Statistical physics of stochastic gradient descent

Posted by Chris Miles on Saturday, May 25, 2019 Tags: Physics Mathematics Data   8 minute read

Introduction

In 1847, Augustin-Louis Cauchy introduced the gradient descent algorithm used to solve a large class of optimization problems and has been used throughout the sciences and engineering ever since then. Now, 150+ years later, it is still relevant today. It is the algorithmic workhorse responsible for tuning the weights of many modern deep learning architectures.

But, why does it work so well? How can we understand it? How long does it take? What are its limitations? Today, I want to explore the dynamics of stochastic gradient descent (a variant of vanilla gradient descent) and hope to provide some insights and shed light on these questions.
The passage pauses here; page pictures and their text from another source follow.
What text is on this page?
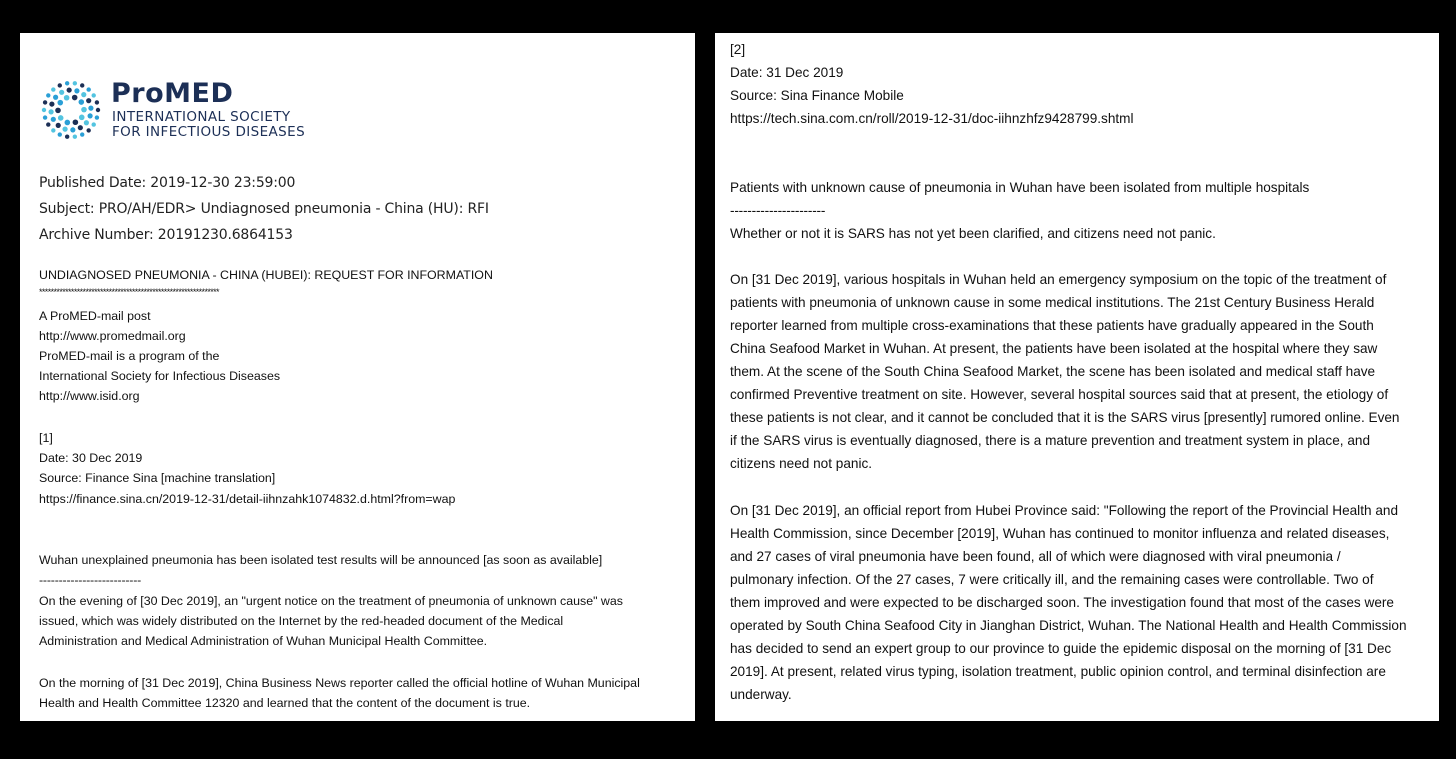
ProMED
INTERNATIONAL SOCIETY
FOR INFECTIOUS DISEASES
Published Date: 2019-12-30 23:59:00
Subject: PRO/AH/EDR> Undiagnosed pneumonia - China (HU): RFI
Archive Number: 20191230.6864153
UNDIAGNOSED PNEUMONIA - CHINA (HUBEI): REQUEST FOR INFORMATION
**************************************************************
A ProMED-mail post
http://www.promedmail.org
ProMED-mail is a program of the
International Society for Infectious Diseases
http://www.isid.org
[1]
Date: 30 Dec 2019
Source: Finance Sina [machine translation]
https://finance.sina.cn/2019-12-31/detail-iihnzahk1074832.d.html?from=wap
Wuhan unexplained pneumonia has been isolated test results will be announced [as soon as available]
--------------------------
On the evening of [30 Dec 2019], an "urgent notice on the treatment of pneumonia of unknown cause" was
issued, which was widely distributed on the Internet by the red-headed document of the Medical
Administration and Medical Administration of Wuhan Municipal Health Committee.
On the morning of [31 Dec 2019], China Business News reporter called the official hotline of Wuhan Municipal
Health and Health Committee 12320 and learned that the content of the document is true.
[2]
Date: 31 Dec 2019
Source: Sina Finance Mobile
https://tech.sina.com.cn/roll/2019-12-31/doc-iihnzhfz9428799.shtml
Patients with unknown cause of pneumonia in Wuhan have been isolated from multiple hospitals
----------------------
Whether or not it is SARS has not yet been clarified, and citizens need not panic.
On [31 Dec 2019], various hospitals in Wuhan held an emergency symposium on the topic of the treatment of
patients with pneumonia of unknown cause in some medical institutions. The 21st Century Business Herald
reporter learned from multiple cross-examinations that these patients have gradually appeared in the South
China Seafood Market in Wuhan. At present, the patients have been isolated at the hospital where they saw
them. At the scene of the South China Seafood Market, the scene has been isolated and medical staff have
confirmed Preventive treatment on site. However, several hospital sources said that at present, the etiology of
these patients is not clear, and it cannot be concluded that it is the SARS virus [presently] rumored online. Even
if the SARS virus is eventually diagnosed, there is a mature prevention and treatment system in place, and
citizens need not panic.
On [31 Dec 2019], an official report from Hubei Province said: "Following the report of the Provincial Health and
Health Commission, since December [2019], Wuhan has continued to monitor influenza and related diseases,
and 27 cases of viral pneumonia have been found, all of which were diagnosed with viral pneumonia /
pulmonary infection. Of the 27 cases, 7 were critically ill, and the remaining cases were controllable. Two of
them improved and were expected to be discharged soon. The investigation found that most of the cases were
operated by South China Seafood City in Jianghan District, Wuhan. The National Health and Health Commission
has decided to send an expert group to our province to guide the epidemic disposal on the morning of [31 Dec
2019]. At present, related virus typing, isolation treatment, public opinion control, and terminal disinfection are
underway.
To do this, I would like to analyze stochastic gradient descent in the context of ordinary least squares regression by using tools from statistical physics and stochastic processes. We will begin by reviewing a vanilla gradient descent, then introduce its variant stochastic gradient descent. The analysis to follow assumes knowledge of multi-variate calculus. Knowledge of stochastic differential equations could help but not completely necessary as the essential elements will be introduced.

Gradient descent

To start, let’s review what gradient descent is attempting to solve. Many machine learning problems can be formulated as an optimization problem of the form: \[ \min_\mathbf{w} \varphi(\mathbf{w}) \] where \(\mathbf{w}\) is a vector of weights and \(\varphi(\mathbf{w})\) is a loss function. For this discussion, we will look at ordinary least squares regression with the following loss function:

\[ \varphi(\mathbf{w}) = \frac{1}{N} \sum_{i=1}^{N} |\mathbf{x}^{(i)T}\mathbf{w} - y^{(i)}|^2 \] or equivalently,
\[ \varphi(\mathbf{w}) = \frac{1}{N} \left\lVert\mathbf{X}\mathbf{w} - \mathbf{y}\right\rVert^2 \]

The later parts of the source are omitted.